A new report showing that cancer was one of the leading causes of alcohol-related deaths in Australia should help raise public awareness of alcohol as a significant cancer risk factor, Cancer Council Australia has said.

CEO Professor Ian Olver said the new report, Alcohol's burden of disease in Australia, published by the Foundation for Alcohol Research and Education and VicHealth, added to the growing evidence base that showed alcohol consumption was one of the most preventable causes of cancer.

"We have long known that alcohol causes as many cancer deaths in Australia as melanoma, yet the level of public awareness is low," Professor Olver said. "Australians who choose to drink should try to stay within the National Health and Medical Research Council guidelines and have no more than two standard drinks a day.

"There are plenty of good reasons to moderate consumption - and preventing cancer is one of the most significant of them.
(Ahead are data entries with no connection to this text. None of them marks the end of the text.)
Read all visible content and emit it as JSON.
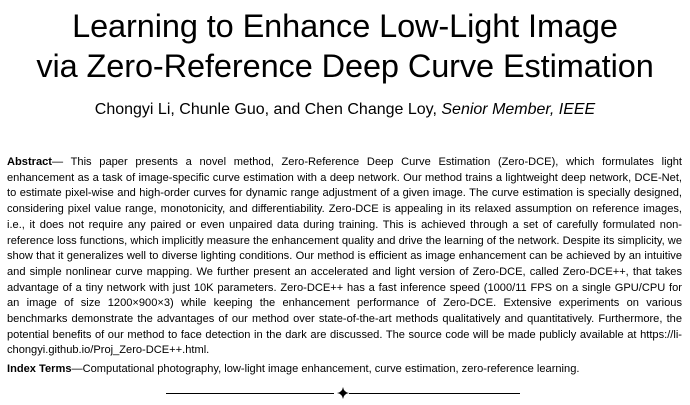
{
  "title": {
    "line1": "Learning to Enhance Low-Light Image",
    "line2": "via Zero-Reference Deep Curve Estimation"
  },
  "authors": {
    "names": "Chongyi Li, Chunle Guo, and Chen Change Loy,",
    "member": "Senior Member, IEEE"
  },
  "abstract": {
    "label": "Abstract",
    "text": "— This paper presents a novel method, Zero-Reference Deep Curve Estimation (Zero-DCE), which formulates light enhancement as a task of image-specific curve estimation with a deep network. Our method trains a lightweight deep network, DCE-Net, to estimate pixel-wise and high-order curves for dynamic range adjustment of a given image. The curve estimation is specially designed, considering pixel value range, monotonicity, and differentiability. Zero-DCE is appealing in its relaxed assumption on reference images, i.e., it does not require any paired or even unpaired data during training. This is achieved through a set of carefully formulated non-reference loss functions, which implicitly measure the enhancement quality and drive the learning of the network. Despite its simplicity, we show that it generalizes well to diverse lighting conditions. Our method is efficient as image enhancement can be achieved by an intuitive and simple nonlinear curve mapping. We further present an accelerated and light version of Zero-DCE, called Zero-DCE++, that takes advantage of a tiny network with just 10K parameters. Zero-DCE++ has a fast inference speed (1000/11 FPS on a single GPU/CPU for an image of size 1200×900×3) while keeping the enhancement performance of Zero-DCE. Extensive experiments on various benchmarks demonstrate the advantages of our method over state-of-the-art methods qualitatively and quantitatively. Furthermore, the potential benefits of our method to face detection in the dark are discussed. The source code will be made publicly available at https://li-chongyi.github.io/Proj_Zero-DCE++.html."
  },
  "index_terms": {
    "label": "Index Terms",
    "text": "—Computational photography, low-light image enhancement, curve estimation, zero-reference learning."
  }
}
"Today's report adds a new and alarming perspective by calculating that cancer is the cause 25% of all alcohol-related deaths in Australian men and 31% of alcohol-related deaths in Australian women - making cancer one of the leading causes of all alcohol-related deaths.

"The number of alcohol related cancer deaths is similar to the number of alcohol-related deaths attributed to injury. When people contemplate the risks they take when consuming alcohol, they need to think about cancer, as well as all the other potential causes of death that are attributable to alcohol consumption."

There is convincing evidence that alcohol causes cancers of the breast, mouth, pharynx, larynx and oesophagus in men and women and bowel cancer in men. Alcohol is also a probable cause of bowel cancer in women and liver cancer in men and women.